The “New” Approach – 2017 Dear Colleague Letter and Interim Q&A
While the Department of Education develops a new approach for schools regarding Title IX complaints and grievance procedures, OCR has released a new Dear Colleague letter and corresponding “Q&A on Campus Sexual Misconduct” to provide interim guidance. Given the removal of the 2011 and 2014 mandates, the September 22, 2017 Dear Colleague letter refers schools back to two prior guidance documents on Title IX:
- “Revised Sexual Harassment Guidance: Harassment of Students by School Employees, Other Students, or Third Parties,” dated January, 2001.
- “Dear Colleague Letter on Sexual Harassment,” dated January 25, 2006.
Meanwhile, Ms. DeVos has vowed to undertake a more “notice and comment” rulemaking approach while developing new directives regarding sexual misconduct and Title IX. Ms. DeVos has obtained input from a number of separately conducted meetings with sexual assault survivors, students who claim they have been falsely accused of sexual assault, and college officials. Additionally, Ms. DeVos met with several advocacy groups and states she is planning more meetings and “listening sessions.”
Simply put, Ms. DeVos and the Department of Education present the perspective that the former process was unduly burdensome on the schools, the victims, and the accused without the benefit of equity or resolution. The new process will aim to find a better balance of fairness for both the victims and the accused.
Ms. DeVos’ recent announcement does not exist without quite vocal opposition. Protestors and opponents are deeply concerned that this reform will weaken Title IX protections to the vast detriment of sexual assault victims. Some adamantly state that different priorities and standards should be applied when investigating and analyzing various types of student misconduct. In other words, how could it be appropriate to apply the same standard of proof to a sexual assault case as a plagiarism?
Opponents of the reforms also stress that crucial protections for victims need to be kept in place during and after a grievance process. Effects of new guidelines could be devastating to victims and survivors of sexual assault in an educational setting. Regarding the current rulemaking process, victims’ advocacy groups declare that Ms. DeVos needs to devote far more time and attention to sexual assault survivors in her fact-gathering sessions than to groups such as the National Coalition for Men.
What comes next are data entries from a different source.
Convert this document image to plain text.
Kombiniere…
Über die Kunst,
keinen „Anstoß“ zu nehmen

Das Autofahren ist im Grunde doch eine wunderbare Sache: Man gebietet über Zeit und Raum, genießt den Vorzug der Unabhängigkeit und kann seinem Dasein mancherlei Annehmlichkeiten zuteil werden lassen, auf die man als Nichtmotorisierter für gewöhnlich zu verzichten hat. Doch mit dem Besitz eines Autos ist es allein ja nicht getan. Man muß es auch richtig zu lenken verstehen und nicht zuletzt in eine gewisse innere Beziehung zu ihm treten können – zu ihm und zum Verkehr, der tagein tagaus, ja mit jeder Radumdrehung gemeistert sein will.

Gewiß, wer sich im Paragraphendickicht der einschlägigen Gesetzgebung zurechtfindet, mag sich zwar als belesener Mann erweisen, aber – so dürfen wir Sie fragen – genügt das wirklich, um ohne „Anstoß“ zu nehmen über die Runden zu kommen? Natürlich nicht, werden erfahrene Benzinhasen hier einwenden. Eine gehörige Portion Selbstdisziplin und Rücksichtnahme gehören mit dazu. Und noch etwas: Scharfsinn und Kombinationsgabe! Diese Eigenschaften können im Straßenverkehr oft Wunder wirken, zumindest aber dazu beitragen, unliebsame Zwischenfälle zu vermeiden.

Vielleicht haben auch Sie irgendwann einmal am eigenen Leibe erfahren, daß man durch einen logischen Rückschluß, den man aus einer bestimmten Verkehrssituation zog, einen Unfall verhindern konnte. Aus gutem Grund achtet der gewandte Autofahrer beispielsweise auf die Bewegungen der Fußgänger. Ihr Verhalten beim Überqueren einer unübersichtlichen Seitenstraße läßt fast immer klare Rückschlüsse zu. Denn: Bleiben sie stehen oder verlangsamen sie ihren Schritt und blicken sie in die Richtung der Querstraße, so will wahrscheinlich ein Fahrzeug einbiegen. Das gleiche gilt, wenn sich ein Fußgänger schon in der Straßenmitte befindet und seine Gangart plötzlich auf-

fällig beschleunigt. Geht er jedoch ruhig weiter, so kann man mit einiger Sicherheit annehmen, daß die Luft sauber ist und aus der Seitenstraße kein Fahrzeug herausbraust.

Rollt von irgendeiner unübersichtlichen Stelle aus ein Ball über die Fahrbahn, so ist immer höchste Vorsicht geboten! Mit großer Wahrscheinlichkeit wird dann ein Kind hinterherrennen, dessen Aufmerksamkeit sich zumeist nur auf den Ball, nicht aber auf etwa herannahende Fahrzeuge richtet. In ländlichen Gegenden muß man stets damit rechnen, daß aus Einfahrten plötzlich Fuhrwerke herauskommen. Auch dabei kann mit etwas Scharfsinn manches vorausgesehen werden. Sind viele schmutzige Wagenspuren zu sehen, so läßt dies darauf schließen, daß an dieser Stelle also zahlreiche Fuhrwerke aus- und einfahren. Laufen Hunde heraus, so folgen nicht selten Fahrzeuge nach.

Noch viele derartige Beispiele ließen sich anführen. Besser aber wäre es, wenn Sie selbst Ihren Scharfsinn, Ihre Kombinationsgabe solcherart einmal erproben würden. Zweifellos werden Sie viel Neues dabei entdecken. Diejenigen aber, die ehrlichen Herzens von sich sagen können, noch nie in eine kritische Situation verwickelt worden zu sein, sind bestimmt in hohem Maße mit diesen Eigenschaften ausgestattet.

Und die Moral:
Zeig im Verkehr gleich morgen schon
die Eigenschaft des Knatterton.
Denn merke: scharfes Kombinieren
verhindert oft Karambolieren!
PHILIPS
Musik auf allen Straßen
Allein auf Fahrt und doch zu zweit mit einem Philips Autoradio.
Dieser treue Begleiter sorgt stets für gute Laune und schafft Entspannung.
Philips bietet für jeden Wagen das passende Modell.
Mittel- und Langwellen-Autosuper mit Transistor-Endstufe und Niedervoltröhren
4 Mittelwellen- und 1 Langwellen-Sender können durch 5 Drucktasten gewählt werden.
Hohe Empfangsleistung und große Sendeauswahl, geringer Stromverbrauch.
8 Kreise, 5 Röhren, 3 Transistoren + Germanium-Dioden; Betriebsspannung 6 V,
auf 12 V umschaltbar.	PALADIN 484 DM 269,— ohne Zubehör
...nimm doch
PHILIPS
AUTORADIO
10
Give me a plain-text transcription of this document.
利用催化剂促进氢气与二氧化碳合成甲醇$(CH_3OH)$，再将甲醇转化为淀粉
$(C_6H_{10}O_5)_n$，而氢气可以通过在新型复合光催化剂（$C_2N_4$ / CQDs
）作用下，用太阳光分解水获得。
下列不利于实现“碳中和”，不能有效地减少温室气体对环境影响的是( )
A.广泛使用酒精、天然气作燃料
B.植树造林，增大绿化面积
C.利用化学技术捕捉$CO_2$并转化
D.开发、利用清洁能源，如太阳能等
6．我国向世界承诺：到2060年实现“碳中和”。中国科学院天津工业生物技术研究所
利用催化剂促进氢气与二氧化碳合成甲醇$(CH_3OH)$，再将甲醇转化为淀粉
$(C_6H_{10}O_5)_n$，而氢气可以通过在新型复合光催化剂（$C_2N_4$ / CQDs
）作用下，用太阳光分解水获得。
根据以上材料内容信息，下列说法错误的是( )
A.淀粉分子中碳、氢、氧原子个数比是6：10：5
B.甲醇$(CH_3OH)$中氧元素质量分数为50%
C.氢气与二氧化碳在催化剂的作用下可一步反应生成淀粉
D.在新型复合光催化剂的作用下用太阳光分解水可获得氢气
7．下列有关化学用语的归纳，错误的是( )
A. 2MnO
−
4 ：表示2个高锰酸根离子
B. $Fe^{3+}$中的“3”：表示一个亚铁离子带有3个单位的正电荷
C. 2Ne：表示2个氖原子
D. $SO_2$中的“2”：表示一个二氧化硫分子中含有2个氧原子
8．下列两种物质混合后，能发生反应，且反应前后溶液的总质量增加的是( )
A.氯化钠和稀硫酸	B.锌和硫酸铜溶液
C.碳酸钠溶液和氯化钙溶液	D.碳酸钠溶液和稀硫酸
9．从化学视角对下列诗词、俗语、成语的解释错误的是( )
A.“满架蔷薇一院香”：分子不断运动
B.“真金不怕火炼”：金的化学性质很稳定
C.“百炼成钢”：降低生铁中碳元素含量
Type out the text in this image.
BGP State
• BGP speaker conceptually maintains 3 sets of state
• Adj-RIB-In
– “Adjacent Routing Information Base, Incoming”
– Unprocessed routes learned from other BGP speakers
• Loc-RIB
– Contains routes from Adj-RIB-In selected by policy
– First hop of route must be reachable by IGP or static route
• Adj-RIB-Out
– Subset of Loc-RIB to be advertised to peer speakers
Lastly, many of DeVos’ challengers believe that new reforms will discourage schools from taking meticulous steps in complying with the law, thus sending a distressing message to students that their government is not protecting them. More specifically, an opponent at the National Women’s Law Center asserts that this will return us to a time where sexual assault was often and tragically swept under the rug.
One simple, potential middle ground of hope that opponents and supporters in this matter may agree on is this: Any and all dismissive words and actions against a student’s sexual assault claims are absolutely unacceptable, but every accused student should be afforded proper due process rights, which are foundational to our legal system.